Было около четырех ночи. Я не сомневался, что этот поздний вызов может означать только скорое освобождение, и мне хотелось дождаться возвращения А. А. за вещами. Я развернул книжку. Все еще не спавший "жандармский генерал" быстро спустил ноги с койки и, чуть-чуть поколебавшись, встал и направился прямо ко мне:
- Разрешите прикурить...
Я видел, что эго только предлог и вопросительно смотрел на "генерала".
- Скажите пожалуйста, - обратился он ко мне, - Ваш приятель-это ведь писатель Блок? А он по серьезному делу? Я сказал, что по всей вероятности его сейчас освободят.
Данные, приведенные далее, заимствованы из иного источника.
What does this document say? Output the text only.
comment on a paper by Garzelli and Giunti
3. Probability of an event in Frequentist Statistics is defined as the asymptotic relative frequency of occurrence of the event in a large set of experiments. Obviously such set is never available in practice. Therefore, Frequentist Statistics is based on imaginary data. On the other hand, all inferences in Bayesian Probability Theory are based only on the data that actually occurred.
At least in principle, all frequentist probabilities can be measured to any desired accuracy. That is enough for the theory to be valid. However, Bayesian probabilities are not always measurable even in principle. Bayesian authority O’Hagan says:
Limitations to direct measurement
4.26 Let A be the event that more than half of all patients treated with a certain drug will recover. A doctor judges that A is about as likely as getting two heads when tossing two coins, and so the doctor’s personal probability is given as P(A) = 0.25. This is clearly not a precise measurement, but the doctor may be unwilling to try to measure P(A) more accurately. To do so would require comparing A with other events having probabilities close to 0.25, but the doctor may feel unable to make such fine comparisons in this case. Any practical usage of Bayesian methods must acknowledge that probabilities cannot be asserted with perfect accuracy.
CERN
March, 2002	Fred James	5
- Понимаете ли, начал мой поздний гость, очевидно давно собиравшийся поделиться тем, что у него на душе,-я в совершенно таком же точно положении. С минуты на минуту жду решения участи. Ах, какая это мерзкая, низкая личность! Представьте себе только: отправляюсь вчера в моторе на Николаевский вокзал, там меня ждет салон-вагон, чтобы отвезти на Восточный фронт (я начальник всей артиллерии одной из действующих армий), и вдруг меня самым неожиданным образом задерживают и препровождают сюда. Такая мерзкая, низкая личность! Это донос! И я понимаю, если бы это еще было из каких-нибудь честных побуждений, а то просто низкая интрига и ничего больше! Не он получил назначение, а я, и вот готов потопить человека самым гнусным способом. Но я не боюсь, меня сам Лев Давидович лично знает (он имел в виду Троцкого), я потребовал, чтобы немедленно отправили телеграмму ему. С минуты на минуту должен быть ответ... (он посмотрел на часы) Уже четыре часа!... Однако, я думал, что быть может ночью уж не вызывают, но вот позвали же приятеля Вашего.
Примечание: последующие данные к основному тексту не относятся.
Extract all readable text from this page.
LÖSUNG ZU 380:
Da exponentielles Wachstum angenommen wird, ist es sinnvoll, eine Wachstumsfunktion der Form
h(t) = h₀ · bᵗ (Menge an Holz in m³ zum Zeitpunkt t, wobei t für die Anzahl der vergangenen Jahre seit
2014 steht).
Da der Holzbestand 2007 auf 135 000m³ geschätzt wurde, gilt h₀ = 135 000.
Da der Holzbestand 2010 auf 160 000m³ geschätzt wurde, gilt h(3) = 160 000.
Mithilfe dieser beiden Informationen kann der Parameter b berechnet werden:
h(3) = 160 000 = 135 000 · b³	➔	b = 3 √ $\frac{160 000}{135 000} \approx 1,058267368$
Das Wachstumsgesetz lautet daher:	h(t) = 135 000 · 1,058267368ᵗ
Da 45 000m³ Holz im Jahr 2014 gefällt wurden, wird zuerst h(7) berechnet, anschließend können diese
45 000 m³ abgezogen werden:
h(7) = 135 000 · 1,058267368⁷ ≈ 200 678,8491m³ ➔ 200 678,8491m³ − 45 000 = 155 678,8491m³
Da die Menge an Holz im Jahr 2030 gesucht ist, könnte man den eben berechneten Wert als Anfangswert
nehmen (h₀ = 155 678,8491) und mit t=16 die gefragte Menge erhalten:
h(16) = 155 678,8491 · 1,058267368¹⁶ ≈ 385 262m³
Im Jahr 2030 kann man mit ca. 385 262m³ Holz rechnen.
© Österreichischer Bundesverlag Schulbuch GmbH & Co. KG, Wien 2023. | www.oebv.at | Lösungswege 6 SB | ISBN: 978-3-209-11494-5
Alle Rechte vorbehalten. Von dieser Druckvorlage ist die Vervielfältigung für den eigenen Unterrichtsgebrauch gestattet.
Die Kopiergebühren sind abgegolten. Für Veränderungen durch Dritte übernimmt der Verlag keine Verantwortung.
Волнение его возрастало с минуты на минуту. Было ясно, что дело для него идет действительно не больше, не меньше, как о всей его участи. Он продолжал:
- Я, понимаете ли, загадал, что если мне суждено на этот раз уйти невредимым от этой гнусной клеветы, то выйду я не позже, чем этот вот Ваш приятель. Вы удивляетесь? Я, видите ли, наслышался здесь о нем, ведь это тоже такая судьба: видный революционер-и вдруг здесь! И не то чтоб там какой-нибудь переворот, или что-нибудь такое...
- Ну, какой же он видный революционер: это писатель, и даже не писатель, а поэт.
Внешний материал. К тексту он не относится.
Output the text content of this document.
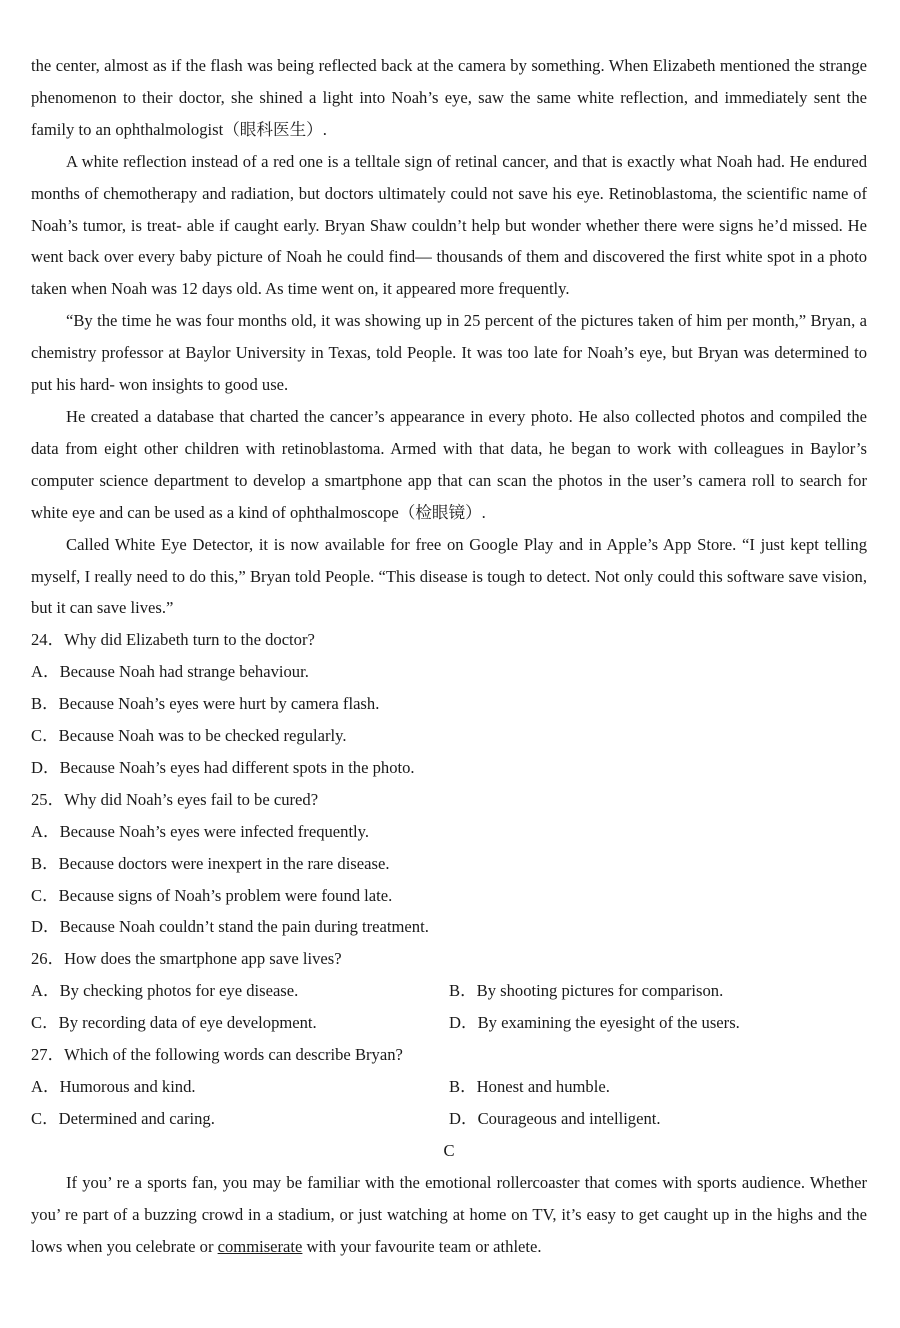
the center, almost as if the flash was being reflected back at the camera by something. When Elizabeth mentioned the strange phenomenon to their doctor, she shined a light into Noah’s eye, saw the same white reflection, and immediately sent the family to an ophthalmologist（眼科医生）.

A white reflection instead of a red one is a telltale sign of retinal cancer, and that is exactly what Noah had. He endured months of chemotherapy and radiation, but doctors ultimately could not save his eye. Retinoblastoma, the scientific name of Noah’s tumor, is treat- able if caught early. Bryan Shaw couldn’t help but wonder whether there were signs he’d missed. He went back over every baby picture of Noah he could find— thousands of them and discovered the first white spot in a photo taken when Noah was 12 days old. As time went on, it appeared more frequently.

“By the time he was four months old, it was showing up in 25 percent of the pictures taken of him per month,” Bryan, a chemistry professor at Baylor University in Texas, told People. It was too late for Noah’s eye, but Bryan was determined to put his hard- won insights to good use.

He created a database that charted the cancer’s appearance in every photo. He also collected photos and compiled the data from eight other children with retinoblastoma. Armed with that data, he began to work with colleagues in Baylor’s computer science department to develop a smartphone app that can scan the photos in the user’s camera roll to search for white eye and can be used as a kind of ophthalmoscope（检眼镜）.

Called White Eye Detector, it is now available for free on Google Play and in Apple’s App Store. “I just kept telling myself, I really need to do this,” Bryan told People. “This disease is tough to detect. Not only could this software save vision, but it can save lives.”

24．Why did Elizabeth turn to the doctor?

A．Because Noah had strange behaviour.

B．Because Noah’s eyes were hurt by camera flash.

C．Because Noah was to be checked regularly.

D．Because Noah’s eyes had different spots in the photo.

25．Why did Noah’s eyes fail to be cured?

A．Because Noah’s eyes were infected frequently.

B．Because doctors were inexpert in the rare disease.

C．Because signs of Noah’s problem were found late.

D．Because Noah couldn’t stand the pain during treatment.

26．How does the smartphone app save lives?

A．By checking photos for eye disease.	B．By shooting pictures for comparison.

C．By recording data of eye development.	D．By examining the eyesight of the users.

27．Which of the following words can describe Bryan?

A．Humorous and kind.	B．Honest and humble.

C．Determined and caring.	D．Courageous and intelligent.

C

If you’ re a sports fan, you may be familiar with the emotional rollercoaster that comes with sports audience. Whether you’ re part of a buzzing crowd in a stadium, or just watching at home on TV, it’s easy to get caught up in the highs and the lows when you celebrate or commiserate with your favourite team or athlete.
- Ну, не говорите, такие люди самые опасные. Я всегда так рассуждал. Не будь у нас всех этих графов Толстых и тому подобных, никогда не произошло бы то, что случилось, это несомненно.
- Скажите, генерал, разве Лев Толстой не стоит какой-нибудь потерянной провинции? Вы не согласны с этим?
- Ну, да, Вы человек не русский, Вам легко так рассуждать. А посмотрите, в конце-то концов, теперь разве не то же, что и раньше было? Я, знаете, это быстро уразумел. Генерал всегда есть генерал; без генералов армии быть не может; и великая держава не может быть без сильного правительства. А раз есть правительство, то должна быть и тюрьма, и расстрелы, и все, что хотите. А такие люди, как Ваш приятель, они всегда элемент нежелательный, и каждый серьезный государственный деятель это отлично знает.
Я принужден был согласиться, и он еще долго пояснял свою мысль примерами из самого недавнего своего опыта. Наконец Блок вернулся. В глазах у генерала сверкнуло злорадство.
Блоку вернули взятую у него записную книжку, потребовали кое-каких объяснений по поводу некоторых адресов и записей, сказали, что дело его скоро решится, и отправили обратно наверх. Он сам, как и при первом допросе, ни о чем не спрашивал.
Генерал поднялся с нашей койки и сказал:
- А я, пожалуй, еще успею Вас нагнать! Вот сосед Ваш объяснит Вам, обратился он к Блоку, - а теперь желаю покойной ночи.
Я передал Блоку нашу беседу.
- Мы, очевидно, с первого взгляда узнали друг друга,- улыбнулся он.-Ну, а теперь надо попытаться снова заснуть.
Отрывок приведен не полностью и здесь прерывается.